Today was a good day. Despite the weather reaching temperatures of over 35 degrees and deer flies big enough to carry me away, I got to go to the woods with two people who love it even more than I do.
It is not very often that I get to spend a day with a Dad and Daughter in our sector. While forestry has many more women working in it today, it is still a male dominated field so duos like these are harder to come by.
If you are from the South Shore you most likely know who these two are but if not, we would like to introduce you to Shawn and Gracie Baker!
As we drive around Rossignol looking at the old logging camps I ask Shawn why he decided to get into forestry.
“Well I have always wanted to do it” he says. “Since I was at least five years old it’s all I ever wanted to do. My Dad was in Natural Resources so I was exposed from a really early age.”
I turn to Gracie and ask her the same question.
“I love being in the woods” she responds “but like Dad I was always exposed to it. My Grandfather’s on each side both worked in forestry so I would go visit my Grandfather or my Dad in the woods while I was still in a stroller.”
Gracie is in her first year at the Maritime College of Forest Technology that her Dad, Shawn, would have went to when it was still the Ranger School. Her Grandfather also went so she will be the third generation graduated forest worker.
As a younger individual I asked her how people reacted to her when she made the decision to join the sector.
“I was told that because Northern Pulp closed that it was pointless to get into forestry especially in Nova Scotia.” She says in a way that makes me believe she hears this often. “But obviously I know that isn’t true. There is work and a future in forestry.”
“It was the same after Bowater closed” Shawn adds. He ran his own business for 20 years and had many contracts with Bowater. “But I am still here and working.”
With the uncertainty that can come with major changes like that, I ask Shawn if he ever thought he would change careers.
“Nope” he says without a second thought. “I wouldn’t change it, there is nothing else I would want to do.”
Shawn has been working at Harry Freeman & Sons for almost six years now and Gracie is doing her summer work term with them this year. Because of this I, of course, ask my favorite question; how do you like working together.
Shawn’s eyes dart to the review mirror before answering “I am probably harder on her than I need to be.” (He may be, but spending a whole day with him he exudes nothing but pride for his daughter and it is extremely evident).
“Not everyday looks like this that’s for sure” Gracie says with a chuckle. “But because I am working in the Haskcap fields any day I am out with him seeing operations is a learning opportunity!”
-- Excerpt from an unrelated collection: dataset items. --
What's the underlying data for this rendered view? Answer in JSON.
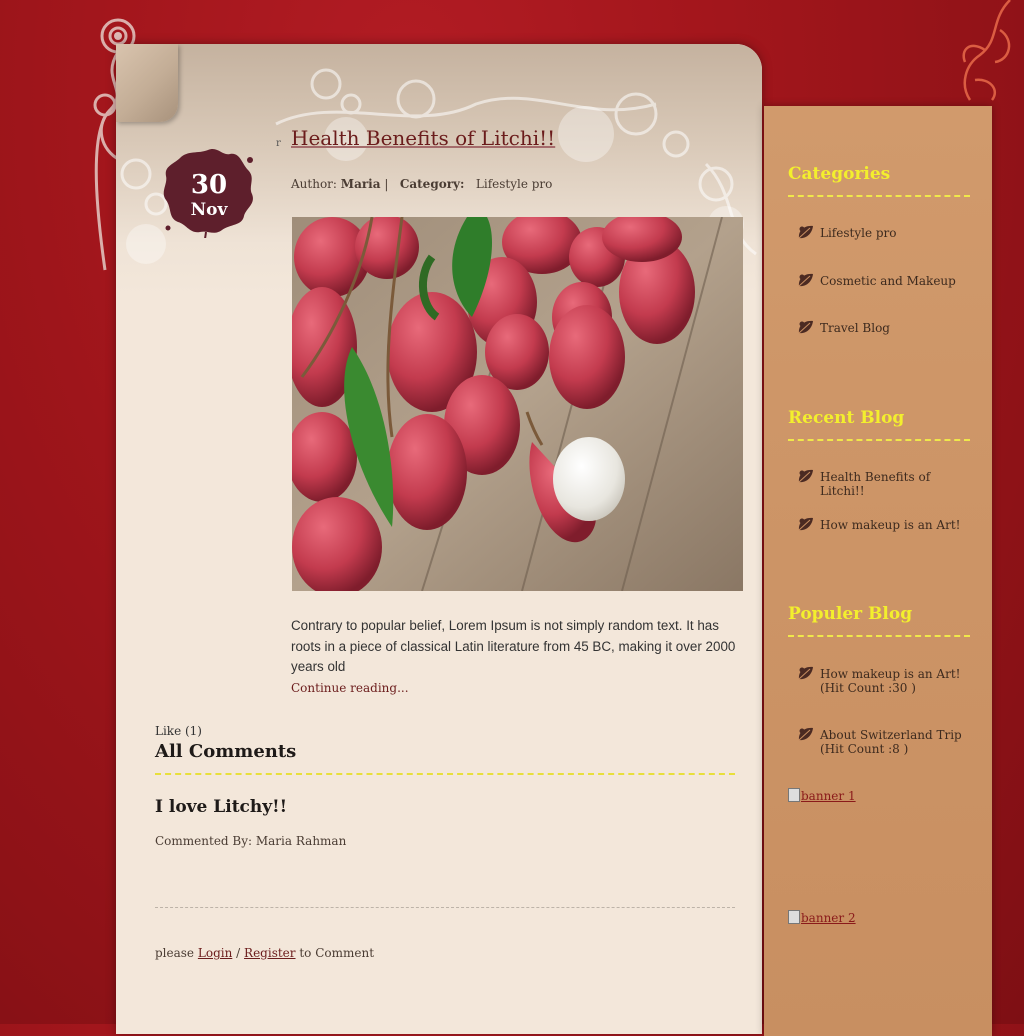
{
  "post": {
    "title": "Health Benefits of Litchi!!",
    "title_marker": "r",
    "date_day": "30",
    "date_month": "Nov",
    "author_label": "Author:",
    "author": "Maria",
    "category_label": "Category:",
    "category": "Lifestyle pro",
    "excerpt": "Contrary to popular belief, Lorem Ipsum is not simply random text. It has roots in a piece of classical Latin literature from 45 BC, making it over 2000 years old",
    "continue": "Continue reading...",
    "like": "Like (1)"
  },
  "comments": {
    "heading": "All Comments",
    "items": [
      {
        "text": "I love Litchy!!",
        "author": "Commented By: Maria Rahman"
      }
    ],
    "login_prefix": "please",
    "login": "Login",
    "separator": "/",
    "register": "Register",
    "login_suffix": "to Comment"
  },
  "sidebar": {
    "categories": {
      "heading": "Categories",
      "items": [
        "Lifestyle pro",
        "Cosmetic and Makeup",
        "Travel Blog"
      ]
    },
    "recent": {
      "heading": "Recent Blog",
      "items": [
        "Health Benefits of Litchi!!",
        "How makeup is an Art!"
      ]
    },
    "popular": {
      "heading": "Populer Blog",
      "items": [
        "How makeup is an Art! (Hit Count :30 )",
        "About Switzerland Trip (Hit Count :8 )"
      ]
    },
    "banners": [
      "banner 1",
      "banner 2"
    ]
  },
  "colors": {
    "background": "#a3161c",
    "card": "#f3e7da",
    "sidebar": "#cd9567",
    "heading_yellow": "#f3ef2d",
    "link": "#6b1c1c"
  }
}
As I have mentioned before I do not often get to interview women who work in forestry so I turn to Gracie and ask if she has felt any challenges because of her gender.
“Kind of” she says thinking about it. “You just don’t always feel like you are being taken seriously.”
Making decisions about the rest of your life is already challenging enough without joining a sector that can make you feel as though your age and gender are extra hurdles you need to overcome. I envy Gracie for her drive and passion not letting these fears hold her back.
I want to give a huge shout out to Shawn and Gracie for allowing me to join them for the day and an extra thank you to Shawn who took us around and told/showed us forestry history in South Western Nova Scotia.
I left this interview feeling as though I know more about the ground that I work on as well as beyond hopeful for the future of our sector. We are so fortunate to have people like Shawn who are passionate, educated, and caring towards Nova Scotian forests pass on their experience and knowledge to someone like Gracie who will take that information and grow it and elevate it to an even higher standard of healthy forest management.